You’ve got to get your demo reels up on LA Casting and on Actors Access. And not just there, but you need to get them up on YouTube. You need to upload them on YouTube, tag them, so that your name, so that when a casting director types in your name under YouTube, Brooke Smith, there comes your demo reel.
To tie all this in together, you need to have a personal website that’s just your name, brookesmith.com. On that, it should show your headshots, your resume, links to your LA Casting and your Actors Access pages, any pictures that you have from the set, a small bio, something that we can get to know you better. You might have a hosting reel on there and a singing reel, and a dancing reel, so that…
Believe me, when your headshots are dropped off at casting, we pass them all around. We pass them to friends, everyone up here and there. Then the person has your demo, your resume in their hand, how are they going to find out more about you? It needs to be very simple, because as I’ve told you many times, casting directors and agents, and producers and directors are busy.
Your job is to make it so easy for them to find you. A website that has it all, that is so easy to navigate, and they can get to that website and find everything about you. They’ll also use the links to go to your Actors Access and make sure that’s filled out to make sure you’re a professional. Good LA Casting, they want to see if that’s filled out. They’ll click on YouTube videos. They want to see everything. They want to know that you have your marketing stuff together. If you’re one of those actors who has a couple of things done, but not everything, you’re not very competitive, and they’re likely to hire somebody else.
I’m trying to express that you are a professional business person. Your tools are great headshots, a demo reel, your Actors Access, your LA Casting, your website, your business cards, your postcards, and you use them to thank everyone you come in contact with, and you keep a contact book of everyone you meet. And you make sure you’re in touch with them regularly.
Don’t make your manager tell you this over and over again. That’s the kind of thing that makes us lose interest in an actor, even a talented one. So get on that stuff right away. The reason a manager has to be on top of all that stuff is that that’s what your agent needs.

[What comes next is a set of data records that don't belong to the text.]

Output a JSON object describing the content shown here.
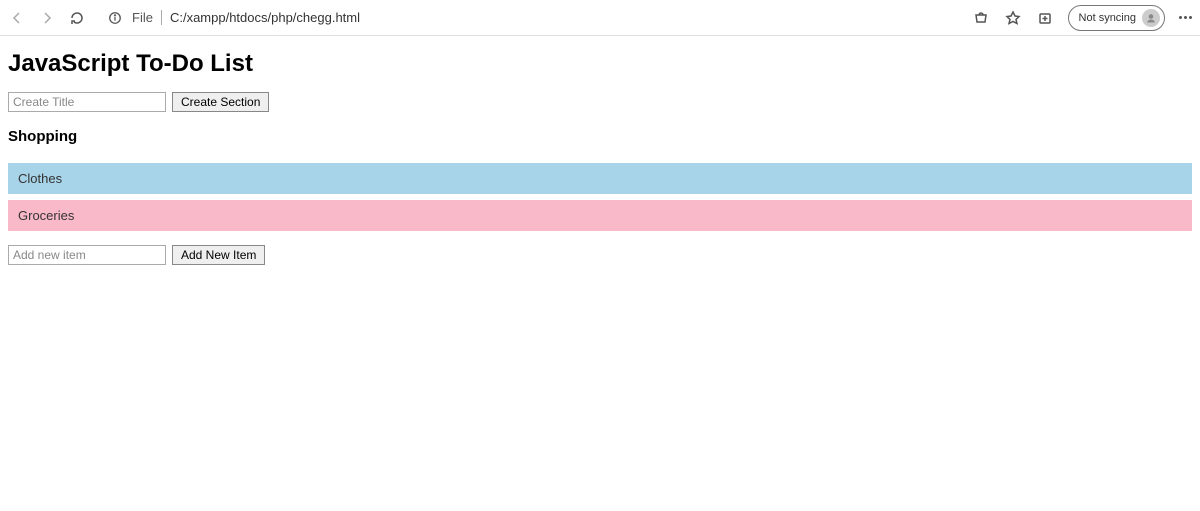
{
  "browser": {
    "url_prefix": "File",
    "url_path": "C:/xampp/htdocs/php/chegg.html",
    "sync_label": "Not syncing"
  },
  "page": {
    "title": "JavaScript To-Do List",
    "create_title_placeholder": "Create Title",
    "create_section_button": "Create Section",
    "section_title": "Shopping",
    "items": [
      {
        "label": "Clothes",
        "color": "blue"
      },
      {
        "label": "Groceries",
        "color": "pink"
      }
    ],
    "add_item_placeholder": "Add new item",
    "add_item_button": "Add New Item"
  }
}
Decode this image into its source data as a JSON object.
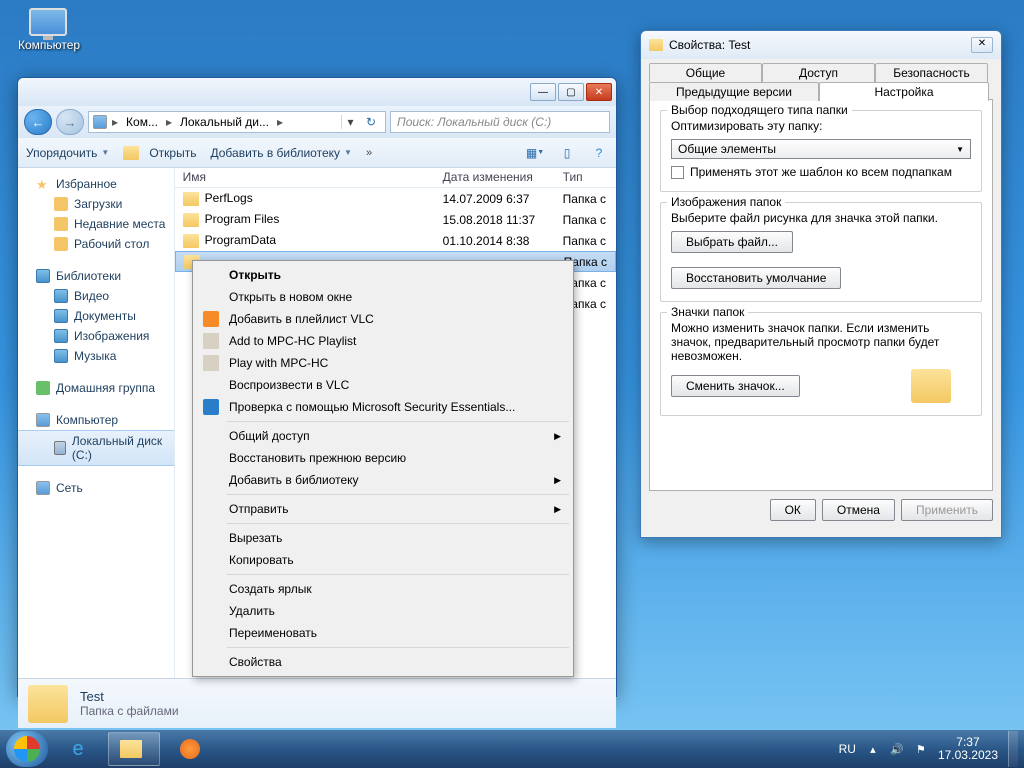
{
  "desktop": {
    "computer_label": "Компьютер"
  },
  "explorer": {
    "breadcrumb": {
      "p1": "Ком...",
      "p2": "Локальный ди..."
    },
    "search_placeholder": "Поиск: Локальный диск (C:)",
    "toolbar": {
      "organize": "Упорядочить",
      "open": "Открыть",
      "addlib": "Добавить в библиотеку",
      "more": "»"
    },
    "navpane": {
      "favorites": "Избранное",
      "downloads": "Загрузки",
      "recent": "Недавние места",
      "desktop": "Рабочий стол",
      "libraries": "Библиотеки",
      "video": "Видео",
      "documents": "Документы",
      "pictures": "Изображения",
      "music": "Музыка",
      "homegroup": "Домашняя группа",
      "computer": "Компьютер",
      "localdisk": "Локальный диск (C:)",
      "network": "Сеть"
    },
    "cols": {
      "name": "Имя",
      "date": "Дата изменения",
      "type": "Тип"
    },
    "rows": [
      {
        "name": "PerfLogs",
        "date": "14.07.2009 6:37",
        "type": "Папка с"
      },
      {
        "name": "Program Files",
        "date": "15.08.2018 11:37",
        "type": "Папка с"
      },
      {
        "name": "ProgramData",
        "date": "01.10.2014 8:38",
        "type": "Папка с"
      },
      {
        "name": "",
        "date": "",
        "type": "Папка с"
      },
      {
        "name": "",
        "date": "",
        "type": "Папка с"
      },
      {
        "name": "",
        "date": "",
        "type": "Папка с"
      }
    ],
    "details": {
      "title": "Test",
      "sub": "Папка с файлами"
    }
  },
  "ctx": {
    "open": "Открыть",
    "open_new": "Открыть в новом окне",
    "vlc_add": "Добавить в плейлист VLC",
    "mpc_add": "Add to MPC-HC Playlist",
    "mpc_play": "Play with MPC-HC",
    "vlc_play": "Воспроизвести в VLC",
    "mse": "Проверка с помощью Microsoft Security Essentials...",
    "share": "Общий доступ",
    "restore": "Восстановить прежнюю версию",
    "addlib": "Добавить в библиотеку",
    "sendto": "Отправить",
    "cut": "Вырезать",
    "copy": "Копировать",
    "shortcut": "Создать ярлык",
    "delete": "Удалить",
    "rename": "Переименовать",
    "props": "Свойства"
  },
  "props": {
    "title": "Свойства: Test",
    "tabs": {
      "general": "Общие",
      "sharing": "Доступ",
      "security": "Безопасность",
      "prev": "Предыдущие версии",
      "customize": "Настройка"
    },
    "ft": {
      "legend": "Выбор подходящего типа папки",
      "optimize": "Оптимизировать эту папку:",
      "combo": "Общие элементы",
      "applysub": "Применять этот же шаблон ко всем подпапкам"
    },
    "img": {
      "legend": "Изображения папок",
      "pick_text": "Выберите файл рисунка для значка этой папки.",
      "choose": "Выбрать файл...",
      "restore": "Восстановить умолчание"
    },
    "ico": {
      "legend": "Значки папок",
      "text": "Можно изменить значок папки. Если изменить значок, предварительный просмотр папки будет невозможен.",
      "change": "Сменить значок..."
    },
    "ok": "ОК",
    "cancel": "Отмена",
    "apply": "Применить"
  },
  "taskbar": {
    "lang": "RU",
    "time": "7:37",
    "date": "17.03.2023"
  }
}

Your agent is looking into your manager to make sure that the actor has all their ducks in a row. And when an agent goes to present an actor to casting and the casting director says, “I couldn’t find their reel.” It makes the agent look bad. It makes the manager look bad. It makes you look professional. It makes us all look like idiots and then you are our least favorite person. And usually, off the roster. I know that’s the same for a lot of people. Although some people don’t give warnings.